Jackson has always been something of an alchemist: his ways mysterious; his results magnificent.

But as these Lakers began their title defense in mid-April, the equations seemed unbalanced.

"I think there's some biology instead of some chemistry to this one," Jackson said. "I think sometimes that we're just not on the same wavelength on this team.

"You talk about speaking and acting with one mind -- I'm not sure we all have that commitment to being able to get there in one mind. I don't think it's out of lack of want, I think it's out of lack of ability at some point.

"That's one of our difficult things throughout the year, and now we're coming up to the spell where we're really supposed to know how to do everything and we're still kind of reviewing what we have to do to get to this spot."

It was a worrisome disconnect, yet none of the Lakers players seemed as worried as Jackson. Somehow they trusted he'd help them find their way to balance.

"This is now eight or nine times down the road with Phil and each year you start to see why he's been able to lead his teams to championships," said point guard Derek Fisher. "He's proven that he has almost an instinctive, intuitive feel for how to do things in the postseason.

"You see all the little fundamentals and the little boring things that he's trying to teach you in November or December, how they all come back into play when the postseason starts.
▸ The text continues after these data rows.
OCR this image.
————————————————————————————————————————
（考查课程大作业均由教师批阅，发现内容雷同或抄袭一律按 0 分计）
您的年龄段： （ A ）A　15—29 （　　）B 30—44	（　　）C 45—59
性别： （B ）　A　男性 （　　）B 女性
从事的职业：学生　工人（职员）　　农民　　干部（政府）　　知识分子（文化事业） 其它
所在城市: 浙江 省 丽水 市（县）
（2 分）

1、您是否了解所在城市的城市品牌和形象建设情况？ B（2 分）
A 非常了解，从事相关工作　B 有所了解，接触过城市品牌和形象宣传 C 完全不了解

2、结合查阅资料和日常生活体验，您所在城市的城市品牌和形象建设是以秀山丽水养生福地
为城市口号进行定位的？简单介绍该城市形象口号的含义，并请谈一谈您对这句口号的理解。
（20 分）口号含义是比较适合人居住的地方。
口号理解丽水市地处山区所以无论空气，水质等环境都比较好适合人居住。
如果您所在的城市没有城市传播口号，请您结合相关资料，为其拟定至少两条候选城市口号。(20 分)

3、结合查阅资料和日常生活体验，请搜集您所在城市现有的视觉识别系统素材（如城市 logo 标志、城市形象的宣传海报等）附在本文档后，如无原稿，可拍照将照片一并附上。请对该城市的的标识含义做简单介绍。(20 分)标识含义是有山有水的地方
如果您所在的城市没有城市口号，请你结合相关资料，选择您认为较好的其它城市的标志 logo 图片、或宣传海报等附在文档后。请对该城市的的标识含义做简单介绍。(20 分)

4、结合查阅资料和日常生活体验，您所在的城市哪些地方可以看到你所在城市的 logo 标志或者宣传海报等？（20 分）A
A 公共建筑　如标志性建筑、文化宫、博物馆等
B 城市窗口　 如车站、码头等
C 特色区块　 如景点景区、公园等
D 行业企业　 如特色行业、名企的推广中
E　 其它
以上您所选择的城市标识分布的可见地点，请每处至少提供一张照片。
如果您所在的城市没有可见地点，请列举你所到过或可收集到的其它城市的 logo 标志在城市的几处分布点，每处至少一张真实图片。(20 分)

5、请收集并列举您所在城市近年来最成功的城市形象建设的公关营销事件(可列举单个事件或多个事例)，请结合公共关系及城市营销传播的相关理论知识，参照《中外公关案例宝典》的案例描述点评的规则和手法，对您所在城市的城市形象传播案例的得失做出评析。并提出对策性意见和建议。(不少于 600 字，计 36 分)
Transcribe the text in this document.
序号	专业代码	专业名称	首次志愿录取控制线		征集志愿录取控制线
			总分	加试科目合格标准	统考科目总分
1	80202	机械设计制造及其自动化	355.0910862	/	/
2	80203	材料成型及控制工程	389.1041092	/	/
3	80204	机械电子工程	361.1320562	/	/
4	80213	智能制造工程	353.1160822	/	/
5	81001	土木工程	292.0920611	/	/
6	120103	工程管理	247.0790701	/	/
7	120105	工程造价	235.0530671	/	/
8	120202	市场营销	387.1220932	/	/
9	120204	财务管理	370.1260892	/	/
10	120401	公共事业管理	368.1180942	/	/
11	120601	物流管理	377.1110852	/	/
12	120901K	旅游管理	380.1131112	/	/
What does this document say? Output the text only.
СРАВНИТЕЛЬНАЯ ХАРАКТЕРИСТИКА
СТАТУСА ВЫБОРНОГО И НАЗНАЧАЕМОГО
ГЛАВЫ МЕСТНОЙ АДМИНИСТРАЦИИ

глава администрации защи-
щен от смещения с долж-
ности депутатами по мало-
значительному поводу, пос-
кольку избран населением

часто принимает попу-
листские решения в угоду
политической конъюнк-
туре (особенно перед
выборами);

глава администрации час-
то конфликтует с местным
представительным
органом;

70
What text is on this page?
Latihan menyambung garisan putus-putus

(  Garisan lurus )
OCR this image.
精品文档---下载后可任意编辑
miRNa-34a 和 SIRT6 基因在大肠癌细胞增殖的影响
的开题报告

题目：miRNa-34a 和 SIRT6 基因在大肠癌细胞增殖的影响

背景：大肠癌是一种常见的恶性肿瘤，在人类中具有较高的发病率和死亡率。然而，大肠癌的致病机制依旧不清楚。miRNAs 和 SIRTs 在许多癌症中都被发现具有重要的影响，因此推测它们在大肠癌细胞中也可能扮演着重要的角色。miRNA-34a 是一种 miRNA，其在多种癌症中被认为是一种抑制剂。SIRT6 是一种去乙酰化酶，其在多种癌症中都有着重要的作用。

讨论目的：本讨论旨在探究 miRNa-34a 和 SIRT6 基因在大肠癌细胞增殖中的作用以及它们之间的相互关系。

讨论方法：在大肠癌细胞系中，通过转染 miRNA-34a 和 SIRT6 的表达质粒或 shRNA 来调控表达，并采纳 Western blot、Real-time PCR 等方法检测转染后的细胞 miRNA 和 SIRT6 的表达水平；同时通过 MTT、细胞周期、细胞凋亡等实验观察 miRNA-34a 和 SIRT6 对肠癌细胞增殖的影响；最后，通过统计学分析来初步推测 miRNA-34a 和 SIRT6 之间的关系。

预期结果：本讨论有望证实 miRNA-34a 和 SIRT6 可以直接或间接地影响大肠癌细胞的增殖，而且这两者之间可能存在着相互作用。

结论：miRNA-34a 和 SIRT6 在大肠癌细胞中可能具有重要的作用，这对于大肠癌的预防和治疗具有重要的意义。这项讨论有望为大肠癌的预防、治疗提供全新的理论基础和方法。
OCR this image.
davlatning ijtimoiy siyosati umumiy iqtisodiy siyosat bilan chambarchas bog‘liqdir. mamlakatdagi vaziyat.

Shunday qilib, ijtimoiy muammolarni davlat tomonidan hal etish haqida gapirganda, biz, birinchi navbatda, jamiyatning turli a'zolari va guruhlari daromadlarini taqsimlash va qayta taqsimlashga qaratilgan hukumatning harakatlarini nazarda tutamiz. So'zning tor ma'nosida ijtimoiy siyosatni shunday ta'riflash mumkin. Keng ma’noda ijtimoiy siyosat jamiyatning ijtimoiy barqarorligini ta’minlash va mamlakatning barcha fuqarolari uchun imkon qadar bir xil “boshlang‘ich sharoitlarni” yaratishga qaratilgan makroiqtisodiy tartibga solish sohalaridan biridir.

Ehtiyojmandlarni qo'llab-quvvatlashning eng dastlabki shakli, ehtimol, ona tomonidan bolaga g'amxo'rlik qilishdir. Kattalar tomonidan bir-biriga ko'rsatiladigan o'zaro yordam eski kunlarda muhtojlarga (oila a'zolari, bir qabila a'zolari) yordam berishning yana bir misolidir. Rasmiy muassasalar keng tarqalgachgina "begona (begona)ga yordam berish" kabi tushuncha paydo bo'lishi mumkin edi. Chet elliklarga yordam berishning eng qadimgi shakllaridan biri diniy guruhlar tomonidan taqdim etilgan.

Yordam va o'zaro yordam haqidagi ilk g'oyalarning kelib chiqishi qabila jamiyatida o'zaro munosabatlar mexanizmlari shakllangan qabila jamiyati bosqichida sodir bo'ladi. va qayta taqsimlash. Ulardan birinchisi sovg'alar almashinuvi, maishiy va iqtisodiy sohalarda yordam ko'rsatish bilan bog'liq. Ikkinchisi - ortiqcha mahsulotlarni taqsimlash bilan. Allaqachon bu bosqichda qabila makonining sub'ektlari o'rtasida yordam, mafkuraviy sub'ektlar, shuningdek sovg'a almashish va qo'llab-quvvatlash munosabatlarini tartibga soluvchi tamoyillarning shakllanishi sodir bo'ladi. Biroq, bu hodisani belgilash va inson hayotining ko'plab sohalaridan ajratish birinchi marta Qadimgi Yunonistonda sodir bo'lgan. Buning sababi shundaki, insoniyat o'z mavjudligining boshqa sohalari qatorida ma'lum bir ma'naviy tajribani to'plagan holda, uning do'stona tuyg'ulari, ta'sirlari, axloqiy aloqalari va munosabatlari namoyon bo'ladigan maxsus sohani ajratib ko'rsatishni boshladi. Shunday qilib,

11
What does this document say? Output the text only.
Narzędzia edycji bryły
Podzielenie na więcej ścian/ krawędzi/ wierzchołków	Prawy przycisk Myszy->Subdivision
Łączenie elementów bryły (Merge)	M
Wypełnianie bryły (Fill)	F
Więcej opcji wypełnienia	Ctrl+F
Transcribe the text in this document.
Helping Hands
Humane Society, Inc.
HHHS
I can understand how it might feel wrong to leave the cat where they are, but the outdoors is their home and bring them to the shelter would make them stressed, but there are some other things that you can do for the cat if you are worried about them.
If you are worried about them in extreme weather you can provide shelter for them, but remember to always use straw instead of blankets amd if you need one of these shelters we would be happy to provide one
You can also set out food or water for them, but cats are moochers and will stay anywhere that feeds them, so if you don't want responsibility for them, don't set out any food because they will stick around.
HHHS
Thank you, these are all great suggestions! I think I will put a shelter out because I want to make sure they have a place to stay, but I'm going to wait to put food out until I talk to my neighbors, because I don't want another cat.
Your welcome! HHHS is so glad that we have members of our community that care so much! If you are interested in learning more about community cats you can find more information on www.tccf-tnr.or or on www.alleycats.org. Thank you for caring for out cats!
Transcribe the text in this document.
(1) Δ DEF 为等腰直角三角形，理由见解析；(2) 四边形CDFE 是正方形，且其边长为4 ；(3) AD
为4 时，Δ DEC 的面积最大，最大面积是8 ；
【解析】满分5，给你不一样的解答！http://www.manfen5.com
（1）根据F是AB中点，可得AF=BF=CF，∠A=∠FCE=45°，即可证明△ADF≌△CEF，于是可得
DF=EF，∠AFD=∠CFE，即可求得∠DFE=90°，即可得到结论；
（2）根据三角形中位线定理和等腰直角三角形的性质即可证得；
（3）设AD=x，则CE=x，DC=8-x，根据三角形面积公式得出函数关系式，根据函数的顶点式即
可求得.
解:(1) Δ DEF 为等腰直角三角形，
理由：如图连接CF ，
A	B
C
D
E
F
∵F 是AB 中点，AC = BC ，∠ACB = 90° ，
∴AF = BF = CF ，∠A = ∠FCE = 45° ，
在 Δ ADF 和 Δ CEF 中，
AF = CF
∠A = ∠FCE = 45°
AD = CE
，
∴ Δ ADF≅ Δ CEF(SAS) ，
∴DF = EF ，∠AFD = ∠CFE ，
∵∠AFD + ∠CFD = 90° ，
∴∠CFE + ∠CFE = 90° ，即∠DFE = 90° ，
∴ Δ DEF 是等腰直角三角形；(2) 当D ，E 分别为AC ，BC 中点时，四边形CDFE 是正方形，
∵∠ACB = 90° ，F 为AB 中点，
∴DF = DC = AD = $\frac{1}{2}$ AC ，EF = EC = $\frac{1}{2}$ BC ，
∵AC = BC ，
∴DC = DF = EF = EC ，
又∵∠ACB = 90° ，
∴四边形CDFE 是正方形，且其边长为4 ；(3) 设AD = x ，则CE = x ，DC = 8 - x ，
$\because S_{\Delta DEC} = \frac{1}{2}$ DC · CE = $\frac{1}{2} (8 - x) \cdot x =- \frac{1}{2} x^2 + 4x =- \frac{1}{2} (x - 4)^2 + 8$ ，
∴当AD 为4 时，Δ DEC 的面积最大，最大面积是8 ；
And all of a sudden, just one little tweak of something you've always done changes the whole thing."

He has again been a guide. Leaving little trace of his skilled work while taking the Lakers to the precipice of another championship.

They are all close enough to visualize another champagne shower, but still far enough away to stare into the face of a painful summer. Jackson has said in the past that there is no hurt greater than getting to the NBA Finals and leaving without the crown.

You wonder if his decision to return or retire would be made for him if the Lakers lose this series to the Celtics, if he could leave the game with such a bitter taste in his mouth. Or if maybe that is the only way he could leave it.

He had an opportunity last season to leave with a poetic flourish: riding back home to Montana after passing Red Auerbach with his 10th title, retiring to his peaceful dwelling under big, cloudless skies.

Instead, he chose passion. His passion for the game, and the pursuit of another transcendent moment.

This time the choice may have changed, influenced by market forces and circumstances unrelated to his performance.

It seems unfair to ask such a question of such a man so late in his career. Yet this is the unfamiliar crossing he may arrive at.

If he is asked to take less, would there be honor in his sacrifice, or insult?

Ramona Shelburne is a columnist and writer for ESPNLosAngeles.com.